In a session anchored by the host (TLP Advisory), guests explored the structural and policy constraints that have kept Nigeria’s most dynamic companies from the Nigerian Exchange, and examined bold recommendations to strengthen exit pathways. The report set a powerful tone for the day: Africa’s liquidity future must be designed, not awaited.
Meanwhile, a second delegation joined the 7GI Pan-Africa Family Office Engagement Series, where our Founding Partner, Kola Aina, sat in conversation with Sarah Stephen, Executive Director at 7GI. Their fireside chat - “Why Family Offices Matter Now” - illuminated the rising importance of African family offices in unlocking liquidity, stabilising the capital continuum, and recycling wealth across generations.
Toward noon, the tour shifted to its cultural arc with a visit to the Afro Rebellion Centre, a space dedicated to the life and legacy of Fela Anikulapo Kuti. Guests explored his music, activism, and personal history, gaining a vivid sense of the cultural and political currents that shaped his influence. The final stop was Nahous Lagos, a multidisciplinary art space at the Federal Palace Hotel. Surrounded by contemporary works, guests enjoyed an unhurried exploration of Nigeria’s creative landscape before gathering for a relaxed lunch - a moment of warmth and easy camaraderie that extended the spirit of APS.

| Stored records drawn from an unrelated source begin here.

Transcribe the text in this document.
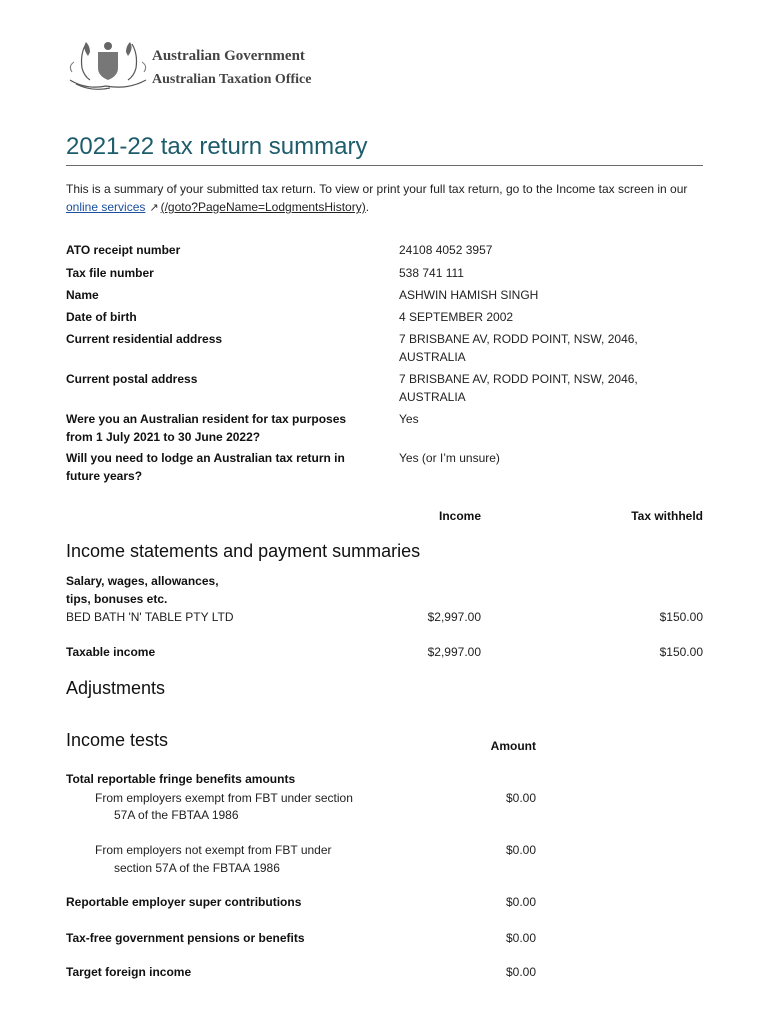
Australian Government
Australian Taxation Office
2021-22 tax return summary
This is a summary of your submitted tax return. To view or print your full tax return, go to the Income tax screen in our online services ↗ (/goto?PageName=LodgmentsHistory).
ATO receipt number	24108 4052 3957
Tax file number	538 741 111
Name	ASHWIN HAMISH SINGH
Date of birth	4 SEPTEMBER 2002
Current residential address	7 BRISBANE AV, RODD POINT, NSW, 2046, AUSTRALIA
Current postal address	7 BRISBANE AV, RODD POINT, NSW, 2046, AUSTRALIA
Were you an Australian resident for tax purposes from 1 July 2021 to 30 June 2022?
Yes
Will you need to lodge an Australian tax return in future years?
Yes (or I’m unsure)
Income	Tax withheld
Income statements and payment summaries
Salary, wages, allowances, tips, bonuses etc.
BED BATH 'N' TABLE PTY LTD	$2,997.00	$150.00
Taxable income	$2,997.00	$150.00
Adjustments
Income tests	Amount
Total reportable fringe benefits amounts
From employers exempt from FBT under section
57A of the FBTAA 1986
$0.00
From employers not exempt from FBT under
section 57A of the FBTAA 1986
$0.00
Reportable employer super contributions	$0.00
Tax-free government pensions or benefits	$0.00
Target foreign income	$0.00
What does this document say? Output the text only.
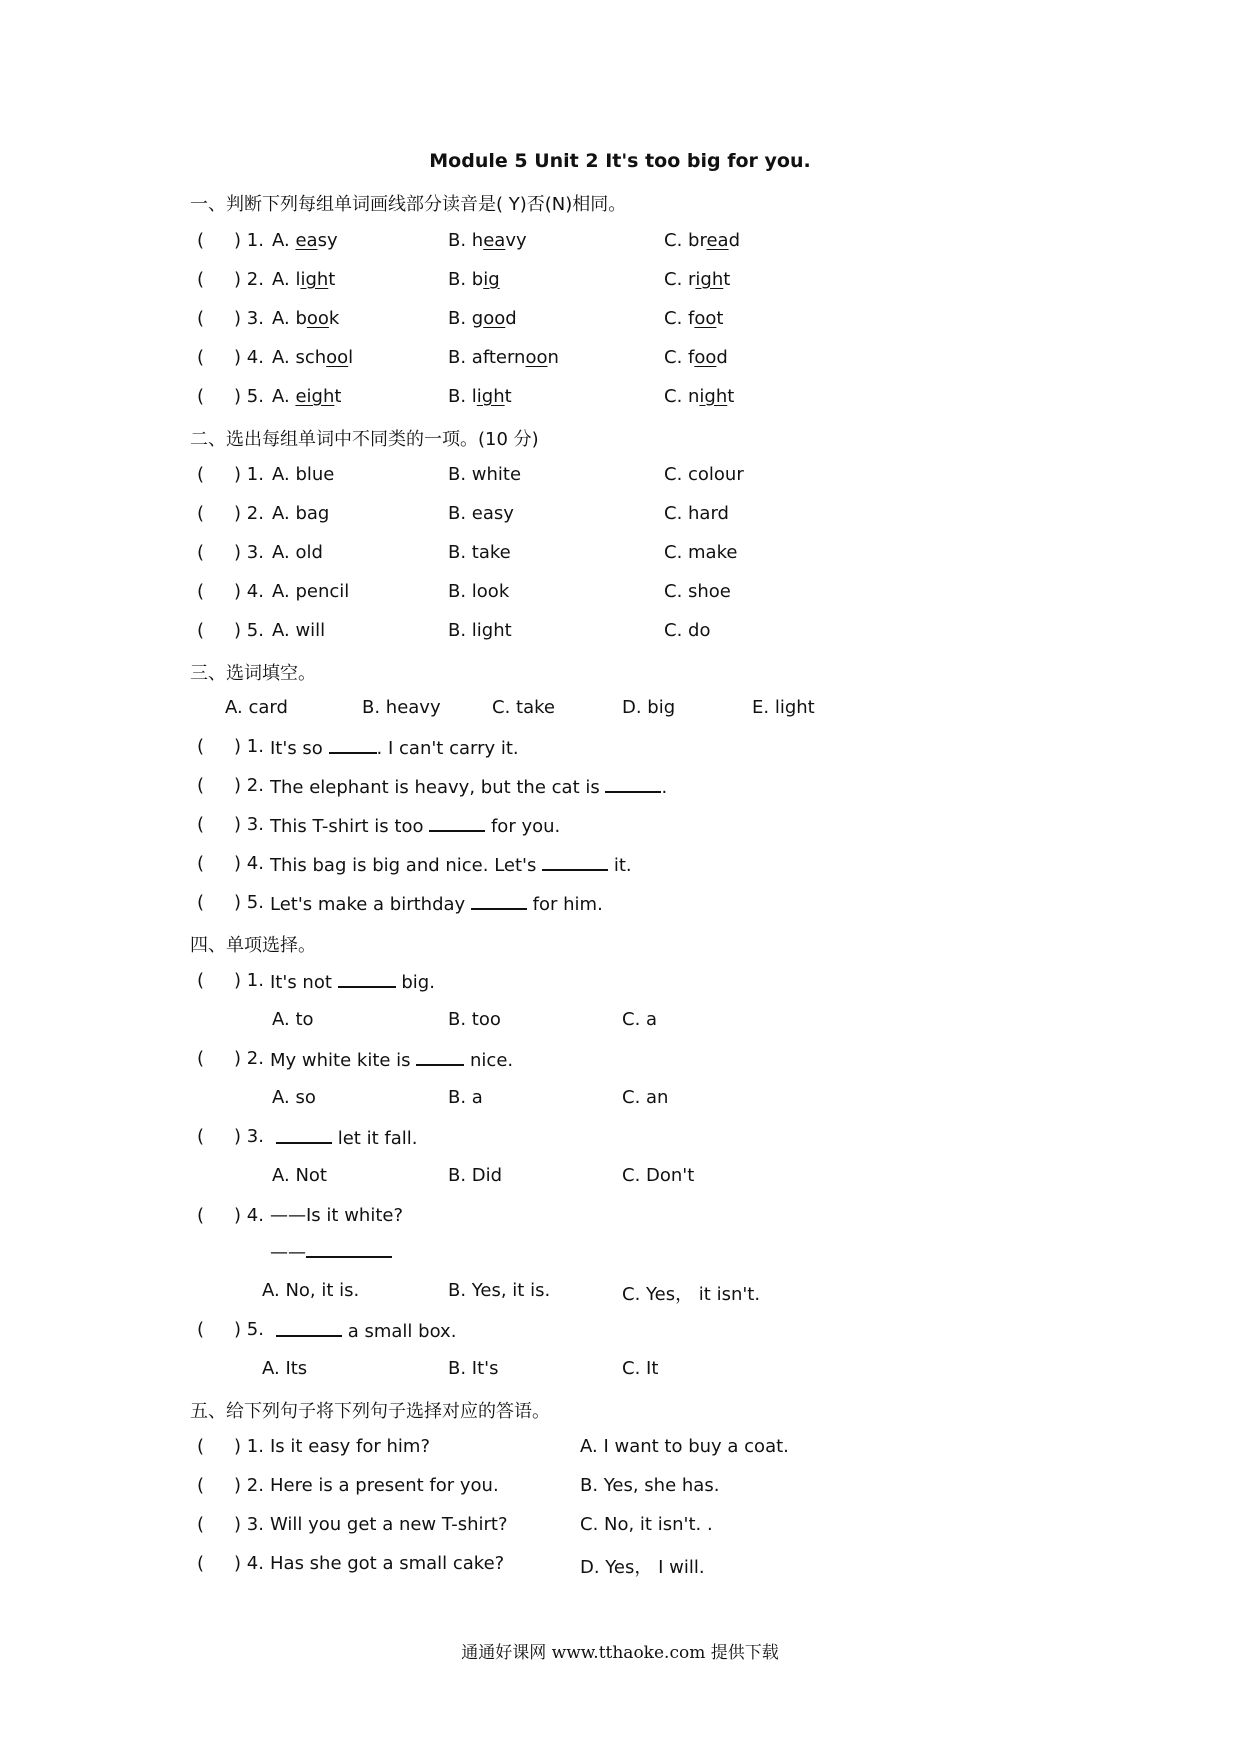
Module 5 Unit 2 It's too big for you.
一、判断下列每组单词画线部分读音是( Y)否(N)相同。
( ) 1. A. easy	B. heavy	C. bread
( ) 2. A. light	B. big	C. right
( ) 3. A. book	B. good	C. foot
( ) 4. A. school	B. afternoon	C. food
( ) 5. A. eight	B. light	C. night
二、选出每组单词中不同类的一项。(10 分)
( ) 1. A. blue	B. white	C. colour
( ) 2. A. bag	B. easy	C. hard
( ) 3. A. old	B. take	C. make
( ) 4. A. pencil	B. look	C. shoe
( ) 5. A. will	B. light	C. do
三、选词填空。
A. card	B. heavy	C. take	D. big	E. light
( ) 1. It's so	. I can't carry it.
( ) 2. The elephant is heavy, but the cat is	.
( ) 3. This T-shirt is too	for you.
( ) 4. This bag is big and nice. Let's	it.
( ) 5. Let's make a birthday	for him.
四、单项选择。
( ) 1. It's not	big.
A. to	B. too	C. a
( ) 2. My white kite is	nice.
A. so	B. a	C. an
( ) 3.	let it fall.
A. Not	B. Did	C. Don't
( ) 4. ——Is it white?
——
A. No, it is.	B. Yes, it is.	C. Yes， it isn't.
( ) 5.	a small box.
A. Its	B. It's	C. It
五、给下列句子将下列句子选择对应的答语。
( ) 1. Is it easy for him?	A. I want to buy a coat.
( ) 2. Here is a present for you.	B. Yes, she has.
( ) 3. Will you get a new T-shirt?	C. No, it isn't. .
( ) 4. Has she got a small cake?	D. Yes， I will.
通通好课网 www.tthaoke.com 提供下载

By the end of the tour, one sentiment echoed among participants: APS 2025 was more than a summit - it was a full experience.
What APS 2025 Taught Us
When the lights dimmed on the final day, the biggest takeaway wasn’t about the panels - it was about the pathways. APS 2025 reaffirmed what has become increasingly clear: Africa doesn’t lack potential - it needs more structured, deliberate pathways to catalyse liquidity. That is what we set out to build this year - not perfectly, but intentionally.
Where We Go From Here
As the summit came to a close and the last set of guests who had travelled from far, left Lagos, the feeling in our team was a quiet, settled pride - not because APS was polished, but because it was purposeful.
We set out to create a Summit that wasn’t performative, but catalytic. One that didn’t just talk about liquidity, but made it feel achievable. One that didn’t just gather the ecosystem, but aligned it.
If the future of Africa’s prosperity depends on our ability to build these pathways, APS 2025 was a step toward that collective future.